From Vision to Weave: Colour as a Catalyst and Integral Part of a Design Process
Choosing a practical approach I decided to explore colour in the context of woven fabrics. Because of its construction that automatically allows optically mixing two or more colours, a woven fabric is an excellent medium for experimenting with colour and creating a vast number of hues within the same textile.
This project is an exploration of colour as the inspiration and pervading theme of a design process. Through research into colour theory and human colour perception I wanted to develop my own design practice and create tools for working with colour in a mindful way. Rather than randomly selecting colours that “I like” or leaving the decision to the last stages of the design process, I decided to consider colour every step of the way. It was an attempt to challenge my sense of colour and improve my design skills through practice-based research.
Choosing a practical approach I decided to explore colour in the context of woven fabrics. Because of its construction that automatically allows optically mixing two or more colors, a woven fabric is an excellent medium for experimenting with colour and creating a vast number of hues within the same textile.
Informed by the theoretical research and inspired by a stay at an Artist Residency in Italy in February 2020, I decided to design a series of woven wool blankets as the artistic component of the thesis. During the month I spent in Tuscany, I documented the different shades in my surroundings through photography and in the form of a colour diary. By hand-painting the colours on-site I was able to capture the correct shades and train my eyes to recognise the different nuances.
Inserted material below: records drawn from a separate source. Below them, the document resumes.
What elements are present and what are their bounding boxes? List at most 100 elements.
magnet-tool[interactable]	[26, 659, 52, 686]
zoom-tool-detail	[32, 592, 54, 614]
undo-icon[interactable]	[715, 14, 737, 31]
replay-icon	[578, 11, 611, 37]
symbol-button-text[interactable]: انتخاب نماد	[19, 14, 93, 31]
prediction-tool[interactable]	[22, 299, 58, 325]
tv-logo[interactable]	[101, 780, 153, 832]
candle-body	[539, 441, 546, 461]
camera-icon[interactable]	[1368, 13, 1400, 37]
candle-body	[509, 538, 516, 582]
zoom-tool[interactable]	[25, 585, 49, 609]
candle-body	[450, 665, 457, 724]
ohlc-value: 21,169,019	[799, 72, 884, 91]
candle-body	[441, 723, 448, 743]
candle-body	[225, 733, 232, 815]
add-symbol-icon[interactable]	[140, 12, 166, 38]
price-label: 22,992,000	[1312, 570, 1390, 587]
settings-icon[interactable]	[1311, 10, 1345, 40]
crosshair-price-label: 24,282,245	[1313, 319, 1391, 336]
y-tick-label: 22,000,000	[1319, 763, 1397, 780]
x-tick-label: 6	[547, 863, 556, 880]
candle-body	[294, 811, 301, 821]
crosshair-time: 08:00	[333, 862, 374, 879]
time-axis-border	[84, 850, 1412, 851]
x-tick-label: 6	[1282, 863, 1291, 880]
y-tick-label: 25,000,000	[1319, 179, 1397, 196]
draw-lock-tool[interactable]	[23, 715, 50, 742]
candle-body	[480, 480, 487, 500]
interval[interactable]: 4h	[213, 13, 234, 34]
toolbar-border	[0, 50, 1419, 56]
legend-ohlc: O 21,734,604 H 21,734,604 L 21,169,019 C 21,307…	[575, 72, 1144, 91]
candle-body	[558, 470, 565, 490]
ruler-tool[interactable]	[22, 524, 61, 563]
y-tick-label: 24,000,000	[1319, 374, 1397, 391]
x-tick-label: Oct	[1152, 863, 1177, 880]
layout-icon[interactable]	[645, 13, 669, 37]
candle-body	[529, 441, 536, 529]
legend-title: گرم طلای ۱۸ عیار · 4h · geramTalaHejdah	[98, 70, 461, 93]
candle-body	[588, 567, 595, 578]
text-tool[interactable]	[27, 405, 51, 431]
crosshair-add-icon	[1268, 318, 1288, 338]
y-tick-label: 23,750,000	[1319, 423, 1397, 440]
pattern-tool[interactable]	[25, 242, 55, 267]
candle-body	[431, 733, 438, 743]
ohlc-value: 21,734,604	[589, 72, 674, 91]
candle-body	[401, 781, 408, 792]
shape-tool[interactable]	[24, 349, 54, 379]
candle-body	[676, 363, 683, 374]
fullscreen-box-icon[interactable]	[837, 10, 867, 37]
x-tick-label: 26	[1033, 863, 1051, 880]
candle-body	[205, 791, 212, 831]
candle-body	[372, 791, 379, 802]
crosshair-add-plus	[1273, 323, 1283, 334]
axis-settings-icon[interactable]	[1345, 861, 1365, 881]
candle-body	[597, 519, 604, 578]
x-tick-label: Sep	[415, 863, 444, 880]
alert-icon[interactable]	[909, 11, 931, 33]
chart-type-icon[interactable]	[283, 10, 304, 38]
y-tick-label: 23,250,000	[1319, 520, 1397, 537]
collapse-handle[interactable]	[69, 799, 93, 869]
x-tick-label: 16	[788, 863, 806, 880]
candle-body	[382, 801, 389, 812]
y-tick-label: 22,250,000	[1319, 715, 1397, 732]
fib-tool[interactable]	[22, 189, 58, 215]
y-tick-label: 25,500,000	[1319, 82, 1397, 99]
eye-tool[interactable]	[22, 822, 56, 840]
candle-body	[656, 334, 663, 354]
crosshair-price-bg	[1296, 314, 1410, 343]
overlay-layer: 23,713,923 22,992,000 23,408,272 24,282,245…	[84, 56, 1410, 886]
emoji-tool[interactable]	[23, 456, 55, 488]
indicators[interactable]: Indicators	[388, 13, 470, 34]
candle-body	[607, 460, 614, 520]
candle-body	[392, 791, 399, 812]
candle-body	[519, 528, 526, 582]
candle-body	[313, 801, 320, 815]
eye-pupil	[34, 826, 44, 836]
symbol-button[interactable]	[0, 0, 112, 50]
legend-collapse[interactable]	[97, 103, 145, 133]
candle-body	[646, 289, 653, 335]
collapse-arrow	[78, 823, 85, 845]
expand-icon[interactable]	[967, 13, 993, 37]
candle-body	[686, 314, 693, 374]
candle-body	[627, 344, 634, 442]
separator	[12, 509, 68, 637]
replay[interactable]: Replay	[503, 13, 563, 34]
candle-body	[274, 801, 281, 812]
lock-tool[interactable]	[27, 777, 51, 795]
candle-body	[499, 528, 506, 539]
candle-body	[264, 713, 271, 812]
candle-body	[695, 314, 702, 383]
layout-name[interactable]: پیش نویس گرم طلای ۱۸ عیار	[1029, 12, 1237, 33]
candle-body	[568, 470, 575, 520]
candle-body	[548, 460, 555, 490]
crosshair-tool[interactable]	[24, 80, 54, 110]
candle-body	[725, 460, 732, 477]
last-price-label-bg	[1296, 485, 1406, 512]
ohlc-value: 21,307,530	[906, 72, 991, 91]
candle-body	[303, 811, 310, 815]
Walking around the city, I recorded the colours of surfaces, objects and buildings as well as the beautiful nature surrounding the city. Through anchoring the colour palette in a specific place, the chosen colours were given meaning. This completed my initial aim of practicing mindful use of colour.
The large collection of colour swatches were then curated into a limited palette, and finally translated into the collection of blankets. The finished collection consists of three different blanket designs, realised in three colourways and woven using high quality merino wool and mohair on a white cotton warp.
Ida Korsström is an Aalto University graduate whose work centers around surface and textile design. She enjoys exploring the technical limitations of woven fabrics and most recently she has immersed herself in the interaction of colours in woven fabrics. The inspiration for her work comes from a myriad of sources such as art, traditional craft, nature and fashion. In her work Ida leaves room for intuition and spontaneity, and she believes that aesthetically long-lasting design should be fun and expressive.